近代化の方向を決定づけた直後の死
西郷とともに二人三脚で歩んできた大久保だが、蜜月時代の終わりは使節団の帰国後、唐突に訪れた。
契機は1873(明治6)年に勃発した征韓論争であった。日本からの修好要求を拒み続ける朝鮮に対し、西郷は自ら使節団長となり交渉に当たりたいと政府に要求する。しかし、内治優先を主張する大久保は、この朝鮮への使節派遣に真っ向から反対した。明治政府を二分する政争にまで発展したこの論争は、結局、宮廷工作に優れた大久保が政治的勝利をつかみ、西郷は官職を辞して下野することで決着を見る。鹿児島へ帰郷しようとする西郷を必死に止めた大久保だったが、西郷が「どうしてもいやだ」と突っぱねると、最後には「勝手にしろ」と応じたという。30年以上にもわたりともに歩み続けた盟友との、あまりにもあっけない決別だった。

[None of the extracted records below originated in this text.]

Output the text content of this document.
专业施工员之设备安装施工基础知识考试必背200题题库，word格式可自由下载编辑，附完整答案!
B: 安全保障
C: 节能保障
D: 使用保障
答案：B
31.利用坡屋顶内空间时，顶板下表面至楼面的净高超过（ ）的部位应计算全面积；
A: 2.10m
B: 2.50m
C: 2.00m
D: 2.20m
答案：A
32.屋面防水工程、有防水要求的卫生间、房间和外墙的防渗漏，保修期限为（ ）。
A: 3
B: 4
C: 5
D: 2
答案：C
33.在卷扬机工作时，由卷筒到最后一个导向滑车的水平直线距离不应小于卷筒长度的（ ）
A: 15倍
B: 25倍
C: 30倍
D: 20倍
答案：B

それから4年後の1877(明治10)年、西郷が、不平士族とともに鹿児島で反政府の旗幟を揚げた。大久保は当初、西郷の決起をなかなか信じようとしなかったが、それが事実とわかった後には京都で総指揮をとり西郷軍の鎮圧を目指すこととなる。ここに、明治期最大の反政府反乱である西南戦争の幕が切って落とされた。
兵力に勝る政府軍の攻撃によって、西郷軍は徐々にその数を減らしていく。鹿児島の城山に追い詰められ、十重二十重の官軍に囲まれた西郷は、弾雨が降り注ぐ中、自ら腹を切った。享年51。思想家の内村鑑三がのちに「武士の最大のもの、また最後のもの」と評した傑物の最期だった。この結果から、欧米にならって近代産業化の道を選択した大久保に軍配が上がったということができるかもしれない。紆余曲折を経ながらも、日本は着実に近代国家への道を歩み始めていたのである。それは、大久保が欧米を視察しながら見定めた未来像であるとともに、西郷が疑念を呈した日本像でもあった。大久保の勝利が、日本の近代化の方向性を決定づけたといっても過言ではない。
西南戦争終結からわずか8カ月後、大久保は東京の紀尾井坂で暗殺される。主犯の島田一郎は、西郷隆盛を敬愛する石川県の士族であった。西郷の死後も「西郷の心情は俺だけがわかっている」と言い続けていたという大久保だが、運命とは皮肉なものである。